The 12-second delay might be related to DNS name resolution.
On Windows, we disabled async name resolution in libcurl because of random
crashes in the async code.
----- Rom
-----Original Message-----
From: boinc_dev [mailto:boinc_dev-boun...@ssl.berkeley.edu] On Behalf Of Jacob
Klein
Sent: Monday, May 18, 2015 2:12 PM
To: David Anderson; Richard Haselgrove; Seke Rob
Cc: BOINC Development
Subject: Re: [boinc_dev] [boinc_alpha] BOINC re-using slot directories without
ensuring they're empty
Process Monitor can be used to "watch the things a process does" (you have to
set up correct filters, etc.)... but I'm not sure if that includes sleeps. But if the
process is waiting on a file or something, though, it should be able to tell you. Worth
looking into.
https://technet.microsoft.com/en-us/library/bb896645.aspx
Regards,
Jacob
Date: Mon, 18 May 2015 10:41:16 -0700
From: da...@ssl.berkeley.edu
To: r.haselgr...@btopenworld.com; onec...@hotmail.com; jacob_w_kl...@msn.com
CC: boinc_dev@ssl.berkeley.edu
Subject: Re: [boinc_dev] [boinc_alpha] BOINC re-using slot directories without
ensuring they're empty
I looked at this and couldn't figure out the source of the 12-sec
delay.
In general, delays could happen because
1) the client does something that takes a long time (like copying
a 5 GB file)
2) the client sleeps (i.e. calls boinc_sleep()).
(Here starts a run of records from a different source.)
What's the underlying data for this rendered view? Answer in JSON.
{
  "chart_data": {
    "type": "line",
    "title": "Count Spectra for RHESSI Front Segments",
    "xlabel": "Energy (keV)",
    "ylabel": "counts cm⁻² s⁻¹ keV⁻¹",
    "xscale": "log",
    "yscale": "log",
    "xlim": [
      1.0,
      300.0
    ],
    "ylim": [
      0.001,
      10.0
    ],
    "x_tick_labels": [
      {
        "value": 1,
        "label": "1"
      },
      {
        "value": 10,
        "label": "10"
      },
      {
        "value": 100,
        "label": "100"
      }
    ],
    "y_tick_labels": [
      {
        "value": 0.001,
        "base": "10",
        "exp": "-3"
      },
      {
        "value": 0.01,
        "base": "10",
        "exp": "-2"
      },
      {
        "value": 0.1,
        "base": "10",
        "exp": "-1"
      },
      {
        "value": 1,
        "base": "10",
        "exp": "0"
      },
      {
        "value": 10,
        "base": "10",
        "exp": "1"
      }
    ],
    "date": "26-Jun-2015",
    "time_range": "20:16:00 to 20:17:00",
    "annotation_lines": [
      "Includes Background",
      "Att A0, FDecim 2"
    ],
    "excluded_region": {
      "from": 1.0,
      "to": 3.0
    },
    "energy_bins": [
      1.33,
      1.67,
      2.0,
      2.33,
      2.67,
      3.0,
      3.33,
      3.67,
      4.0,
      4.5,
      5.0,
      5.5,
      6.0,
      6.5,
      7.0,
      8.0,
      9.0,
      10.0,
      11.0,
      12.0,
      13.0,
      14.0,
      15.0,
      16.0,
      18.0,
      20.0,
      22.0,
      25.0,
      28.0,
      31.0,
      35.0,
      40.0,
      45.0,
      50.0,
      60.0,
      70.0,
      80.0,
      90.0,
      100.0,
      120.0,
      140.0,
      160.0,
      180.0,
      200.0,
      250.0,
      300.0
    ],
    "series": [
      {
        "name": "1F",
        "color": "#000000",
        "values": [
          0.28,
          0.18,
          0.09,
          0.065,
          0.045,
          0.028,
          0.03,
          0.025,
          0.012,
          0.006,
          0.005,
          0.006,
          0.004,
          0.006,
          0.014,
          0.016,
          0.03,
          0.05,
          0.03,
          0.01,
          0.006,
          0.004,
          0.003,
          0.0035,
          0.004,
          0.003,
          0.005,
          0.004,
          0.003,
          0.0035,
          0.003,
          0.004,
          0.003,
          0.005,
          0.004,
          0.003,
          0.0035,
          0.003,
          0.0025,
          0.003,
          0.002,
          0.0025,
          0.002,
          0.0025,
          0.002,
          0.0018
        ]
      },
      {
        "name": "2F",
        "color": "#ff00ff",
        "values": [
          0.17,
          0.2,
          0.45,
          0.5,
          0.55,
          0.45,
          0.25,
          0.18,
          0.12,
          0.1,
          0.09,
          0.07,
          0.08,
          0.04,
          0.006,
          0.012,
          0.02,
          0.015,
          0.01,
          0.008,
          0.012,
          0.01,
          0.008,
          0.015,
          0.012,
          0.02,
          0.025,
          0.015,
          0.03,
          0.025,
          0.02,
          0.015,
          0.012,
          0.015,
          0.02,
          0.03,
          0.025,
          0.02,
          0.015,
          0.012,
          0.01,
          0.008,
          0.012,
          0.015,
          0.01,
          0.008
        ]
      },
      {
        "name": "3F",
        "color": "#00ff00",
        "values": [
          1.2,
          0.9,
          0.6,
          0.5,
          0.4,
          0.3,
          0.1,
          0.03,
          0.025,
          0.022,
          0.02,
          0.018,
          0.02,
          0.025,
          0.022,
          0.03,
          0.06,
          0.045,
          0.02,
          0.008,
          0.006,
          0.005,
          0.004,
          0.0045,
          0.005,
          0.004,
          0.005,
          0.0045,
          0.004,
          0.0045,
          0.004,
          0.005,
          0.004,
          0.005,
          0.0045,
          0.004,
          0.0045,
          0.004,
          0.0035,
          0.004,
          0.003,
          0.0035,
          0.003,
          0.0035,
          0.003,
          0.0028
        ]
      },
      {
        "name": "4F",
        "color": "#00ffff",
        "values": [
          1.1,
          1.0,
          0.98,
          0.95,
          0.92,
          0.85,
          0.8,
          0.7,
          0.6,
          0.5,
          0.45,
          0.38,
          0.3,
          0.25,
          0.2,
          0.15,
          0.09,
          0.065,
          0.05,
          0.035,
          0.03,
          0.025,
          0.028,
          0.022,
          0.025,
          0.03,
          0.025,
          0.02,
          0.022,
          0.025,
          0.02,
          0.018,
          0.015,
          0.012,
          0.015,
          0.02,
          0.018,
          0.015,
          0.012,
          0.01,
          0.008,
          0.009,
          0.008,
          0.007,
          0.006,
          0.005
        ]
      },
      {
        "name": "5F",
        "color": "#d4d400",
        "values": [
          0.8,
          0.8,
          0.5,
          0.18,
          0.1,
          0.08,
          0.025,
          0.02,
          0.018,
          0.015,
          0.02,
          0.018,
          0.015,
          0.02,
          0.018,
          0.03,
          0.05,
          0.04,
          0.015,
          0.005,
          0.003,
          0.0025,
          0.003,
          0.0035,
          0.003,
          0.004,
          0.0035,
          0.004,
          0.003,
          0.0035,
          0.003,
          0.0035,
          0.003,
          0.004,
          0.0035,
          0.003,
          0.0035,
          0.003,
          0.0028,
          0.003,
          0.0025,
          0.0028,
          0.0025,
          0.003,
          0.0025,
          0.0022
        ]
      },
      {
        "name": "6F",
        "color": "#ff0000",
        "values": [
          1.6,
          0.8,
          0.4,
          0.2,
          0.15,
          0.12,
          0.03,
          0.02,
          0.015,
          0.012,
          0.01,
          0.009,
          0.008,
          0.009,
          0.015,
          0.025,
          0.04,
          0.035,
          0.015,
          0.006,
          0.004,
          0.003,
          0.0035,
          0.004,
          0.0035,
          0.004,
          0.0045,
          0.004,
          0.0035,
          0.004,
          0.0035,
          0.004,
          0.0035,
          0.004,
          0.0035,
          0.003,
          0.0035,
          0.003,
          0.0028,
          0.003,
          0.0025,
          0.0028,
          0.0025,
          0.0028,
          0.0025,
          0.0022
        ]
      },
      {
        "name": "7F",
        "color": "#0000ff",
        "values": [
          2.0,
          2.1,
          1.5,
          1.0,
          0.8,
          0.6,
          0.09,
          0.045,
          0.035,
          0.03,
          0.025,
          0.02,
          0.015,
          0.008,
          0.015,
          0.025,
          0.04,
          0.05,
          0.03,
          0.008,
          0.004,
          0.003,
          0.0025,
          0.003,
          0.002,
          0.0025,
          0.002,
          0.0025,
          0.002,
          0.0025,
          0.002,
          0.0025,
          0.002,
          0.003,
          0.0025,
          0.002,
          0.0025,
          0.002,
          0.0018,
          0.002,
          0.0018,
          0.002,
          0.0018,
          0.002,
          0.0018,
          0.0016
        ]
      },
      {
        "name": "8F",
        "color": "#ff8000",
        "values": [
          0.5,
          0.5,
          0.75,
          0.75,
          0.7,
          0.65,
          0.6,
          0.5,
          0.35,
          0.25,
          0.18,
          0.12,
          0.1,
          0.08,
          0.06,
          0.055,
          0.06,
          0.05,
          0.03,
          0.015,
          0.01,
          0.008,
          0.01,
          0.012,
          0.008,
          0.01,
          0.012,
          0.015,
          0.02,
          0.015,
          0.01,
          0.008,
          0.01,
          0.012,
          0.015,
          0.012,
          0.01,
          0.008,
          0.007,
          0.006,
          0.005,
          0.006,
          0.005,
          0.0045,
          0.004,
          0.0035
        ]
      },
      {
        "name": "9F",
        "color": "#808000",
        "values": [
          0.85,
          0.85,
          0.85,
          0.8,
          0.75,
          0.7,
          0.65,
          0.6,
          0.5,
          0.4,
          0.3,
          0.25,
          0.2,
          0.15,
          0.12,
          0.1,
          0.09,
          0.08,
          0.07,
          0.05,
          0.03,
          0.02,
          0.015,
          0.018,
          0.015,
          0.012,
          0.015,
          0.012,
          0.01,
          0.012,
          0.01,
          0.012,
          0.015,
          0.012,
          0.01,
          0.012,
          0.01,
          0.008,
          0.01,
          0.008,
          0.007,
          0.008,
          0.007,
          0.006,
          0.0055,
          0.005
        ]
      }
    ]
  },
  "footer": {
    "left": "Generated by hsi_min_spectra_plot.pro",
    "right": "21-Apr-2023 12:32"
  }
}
It does this in a few situations,
like backing off and retrying a file system operation.
But there's no indication that either of these is happening here.
Does Windows have a way of logging the system calls that a process
makes
(like strace on Unix)?
If so that might reveal what the client is doing during those 12
seconds.
-- David
On 16-May-2015 8:01 AM, Richard
Haselgrove wrote:
Here is the message
log file for a GPUGrid task finish. The 12-second delay
appears again between 14:26:35 and 14:26:47 - that's after
the slot directory has been cleared, and the exiting task
has changed state from 'running' to 'uploading'. Two new
tasks have been assigned to the GPU, but their (small)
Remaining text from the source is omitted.